Producers of low-grade iron ore in Goa said the government should have removed the duty on ore with less than 58% ‘fe content’.
Not satisfied with the proposed export duty cut to 10%, producers of low-grade iron ore in Goa said on Thursday the government should have removed the duty on ore with less than 58% ‘fe content’ to help industry survive the sluggish global prices.
They also highlighted the need for merging the Goa Mineral Development Fund for which they now pay 10% of the sales value with the proposed District Mineral Foundations.

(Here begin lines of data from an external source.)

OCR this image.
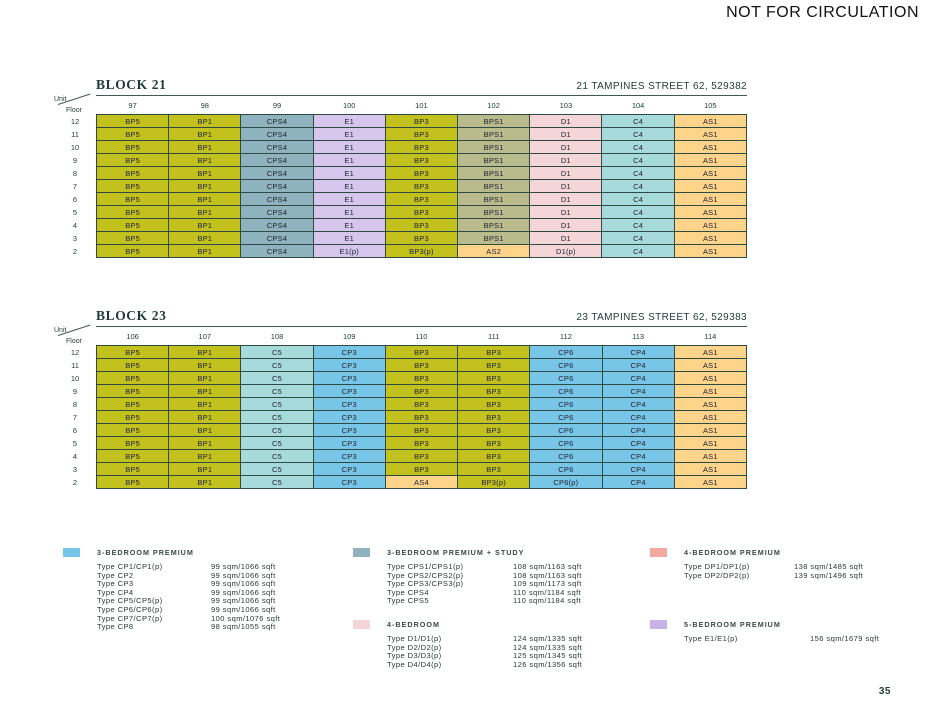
NOT FOR CIRCULATION
BLOCK 21	21 TAMPINES STREET 62, 529382
Unit
Floor	97	98	99	100	101	102	103	104	105
12	BP5	BP1	CPS4	E1	BP3	BPS1	D1	C4	AS1
11	BP5	BP1	CPS4	E1	BP3	BPS1	D1	C4	AS1
10	BP5	BP1	CPS4	E1	BP3	BPS1	D1	C4	AS1
9	BP5	BP1	CPS4	E1	BP3	BPS1	D1	C4	AS1
8	BP5	BP1	CPS4	E1	BP3	BPS1	D1	C4	AS1
7	BP5	BP1	CPS4	E1	BP3	BPS1	D1	C4	AS1
6	BP5	BP1	CPS4	E1	BP3	BPS1	D1	C4	AS1
5	BP5	BP1	CPS4	E1	BP3	BPS1	D1	C4	AS1
4	BP5	BP1	CPS4	E1	BP3	BPS1	D1	C4	AS1
3	BP5	BP1	CPS4	E1	BP3	BPS1	D1	C4	AS1
2	BP5	BP1	CPS4	E1(p)	BP3(p)	AS2	D1(p)	C4	AS1
BLOCK 23	23 TAMPINES STREET 62, 529383
Unit
Floor	106	107	108	109	110	111	112	113	114
12	BP5	BP1	C5	CP3	BP3	BP3	CP6	CP4	AS1
11	BP5	BP1	C5	CP3	BP3	BP3	CP6	CP4	AS1
10	BP5	BP1	C5	CP3	BP3	BP3	CP6	CP4	AS1
9	BP5	BP1	C5	CP3	BP3	BP3	CP6	CP4	AS1
8	BP5	BP1	C5	CP3	BP3	BP3	CP6	CP4	AS1
7	BP5	BP1	C5	CP3	BP3	BP3	CP6	CP4	AS1
6	BP5	BP1	C5	CP3	BP3	BP3	CP6	CP4	AS1
5	BP5	BP1	C5	CP3	BP3	BP3	CP6	CP4	AS1
4	BP5	BP1	C5	CP3	BP3	BP3	CP6	CP4	AS1
3	BP5	BP1	C5	CP3	BP3	BP3	CP6	CP4	AS1
2	BP5	BP1	C5	CP3	AS4	BP3(p)	CP6(p)	CP4	AS1
3-BEDROOM PREMIUM
Type CP1/CP1(p)	99 sqm/1066 sqft
Type CP2	99 sqm/1066 sqft
Type CP3	99 sqm/1066 sqft
Type CP4	99 sqm/1066 sqft
Type CP5/CP5(p)	99 sqm/1066 sqft
Type CP6/CP6(p)	99 sqm/1066 sqft
Type CP7/CP7(p)	100 sqm/1076 sqft
Type CP8	98 sqm/1055 sqft
3-BEDROOM PREMIUM + STUDY
Type CPS1/CPS1(p)	108 sqm/1163 sqft
Type CPS2/CPS2(p)	108 sqm/1163 sqft
Type CPS3/CPS3(p)	109 sqm/1173 sqft
Type CPS4	110 sqm/1184 sqft
Type CPS5	110 sqm/1184 sqft
4-BEDROOM PREMIUM
Type DP1/DP1(p)	138 sqm/1485 sqft
Type DP2/DP2(p)	139 sqm/1496 sqft
4-BEDROOM
Type D1/D1(p)	124 sqm/1335 sqft
Type D2/D2(p)	124 sqm/1335 sqft
Type D3/D3(p)	125 sqm/1345 sqft
Type D4/D4(p)	126 sqm/1356 sqft
5-BEDROOM PREMIUM
Type E1/E1(p)	156 sqm/1679 sqft
35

“The export duty cut will provide some relief, but the GMDF and DMF should be merged as the two are overlapping,” said Shivanand Salgaokar, the managing director, VM Salgaokar Group of Companies.

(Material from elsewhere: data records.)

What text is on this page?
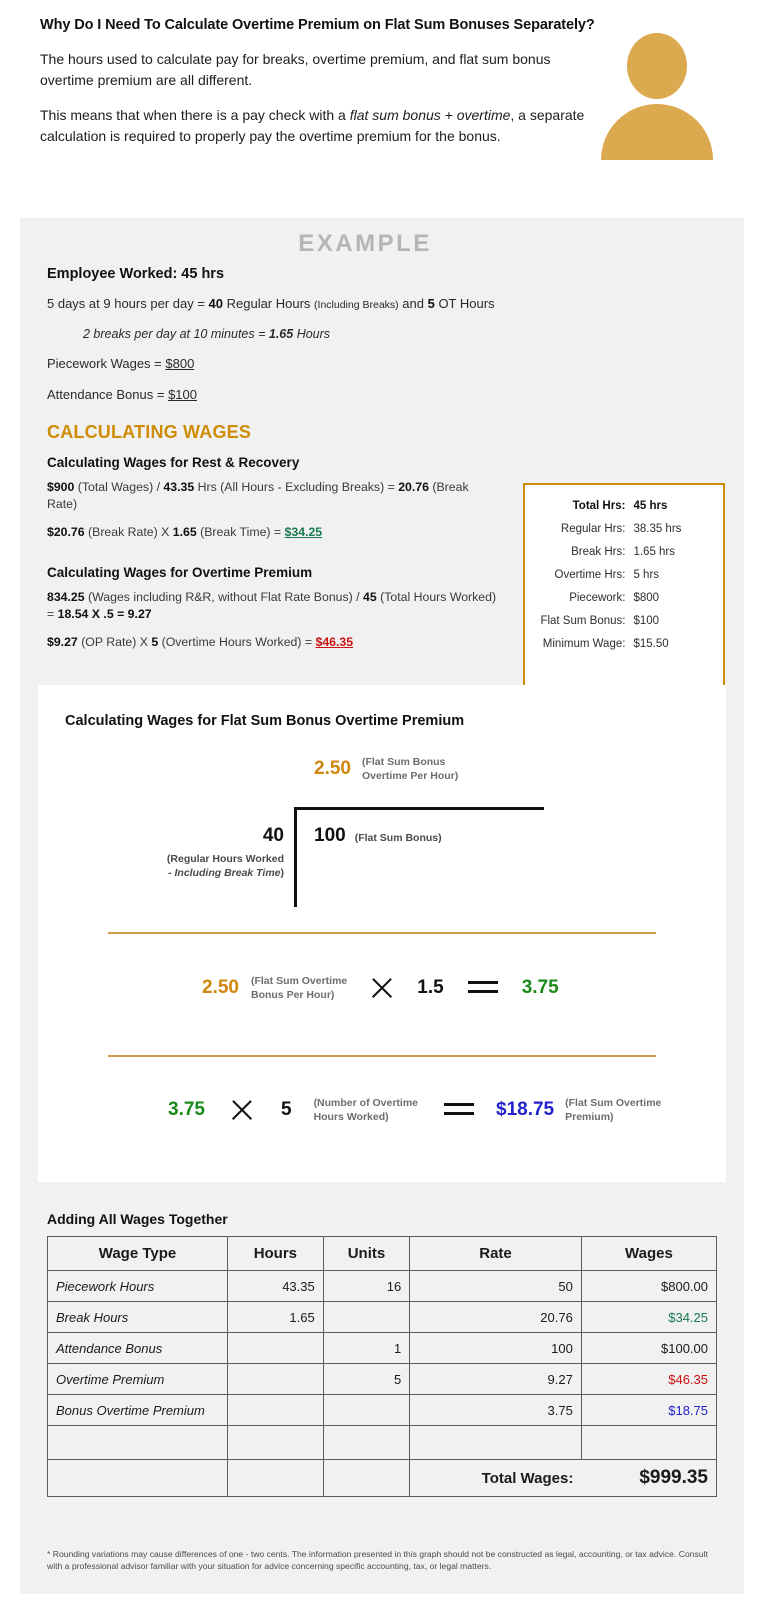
Why Do I Need To Calculate Overtime Premium on Flat Sum Bonuses Separately?

The hours used to calculate pay for breaks, overtime premium, and flat sum bonus overtime premium are all different.

This means that when there is a pay check with a flat sum bonus + overtime, a separate calculation is required to properly pay the overtime premium for the bonus.

EXAMPLE
Employee Worked: 45 hrs

5 days at 9 hours per day = 40 Regular Hours (Including Breaks) and 5 OT Hours

2 breaks per day at 10 minutes = 1.65 Hours

Piecework Wages = $800

Attendance Bonus = $100

CALCULATING WAGES
Calculating Wages for Rest & Recovery

$900 (Total Wages) / 43.35 Hrs (All Hours - Excluding Breaks) = 20.76 (Break Rate)

$20.76 (Break Rate) X 1.65 (Break Time) = $34.25

Calculating Wages for Overtime Premium

834.25 (Wages including R&R, without Flat Rate Bonus) / 45 (Total Hours Worked) = 18.54 X .5 = 9.27

$9.27 (OP Rate) X 5 (Overtime Hours Worked) = $46.35

Total Hrs:	45 hrs
Regular Hrs:	38.35 hrs
Break Hrs:	1.65 hrs
Overtime Hrs:	5 hrs
Piecework:	$800
Flat Sum Bonus:	$100
Minimum Wage:	$15.50
Calculating Wages for Flat Sum Bonus Overtime Premium
2.50 (Flat Sum Bonus
Overtime Per Hour)
40
(Regular Hours Worked
- Including Break Time)
100 (Flat Sum Bonus)
2.50 (Flat Sum Overtime
Bonus Per Hour)	1.5	3.75
3.75	5 (Number of Overtime
Hours Worked)	$18.75 (Flat Sum Overtime
Premium)
Adding All Wages Together
Wage Type	Hours	Units	Rate	Wages
Piecework Hours	43.35	16	50	$800.00
Break Hours	1.65		20.76	$34.25
Attendance Bonus		1	100	$100.00
Overtime Premium		5	9.27	$46.35
Bonus Overtime Premium			3.75	$18.75

			Total Wages:	$999.35
* Rounding variations may cause differences of one - two cents. The information presented in this graph should not be constructed as legal, accounting, or tax advice. Consult with a professional advisor familiar with your situation for advice concerning specific accounting, tax, or legal matters.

Rajagopal Krishna Kumar, CEO of Vedanta’s iron ore business, hailed the move, but echoed Salgaokar’s voice, saying a lot of issues are yet to be resolved.
Miners’ body FIMI’s secretary general RK Sharma said, “I doubt whether the export duty reduction to 10% will accrue any benefit to Goan miners, particularly in the present depressed market for such ores. Even after this, they will have to pay duties and taxes totaling to 52% and that does include freight and other charges. The government could have done away with the export duty altogether.”
Miners in Goa used to export around 45 million tonne of low-grade iron ore mainly to China before a mining ban was effected in the state in 2012. Though the ban has been removed, production in the state is unlikely to take off before monsoon ends in October.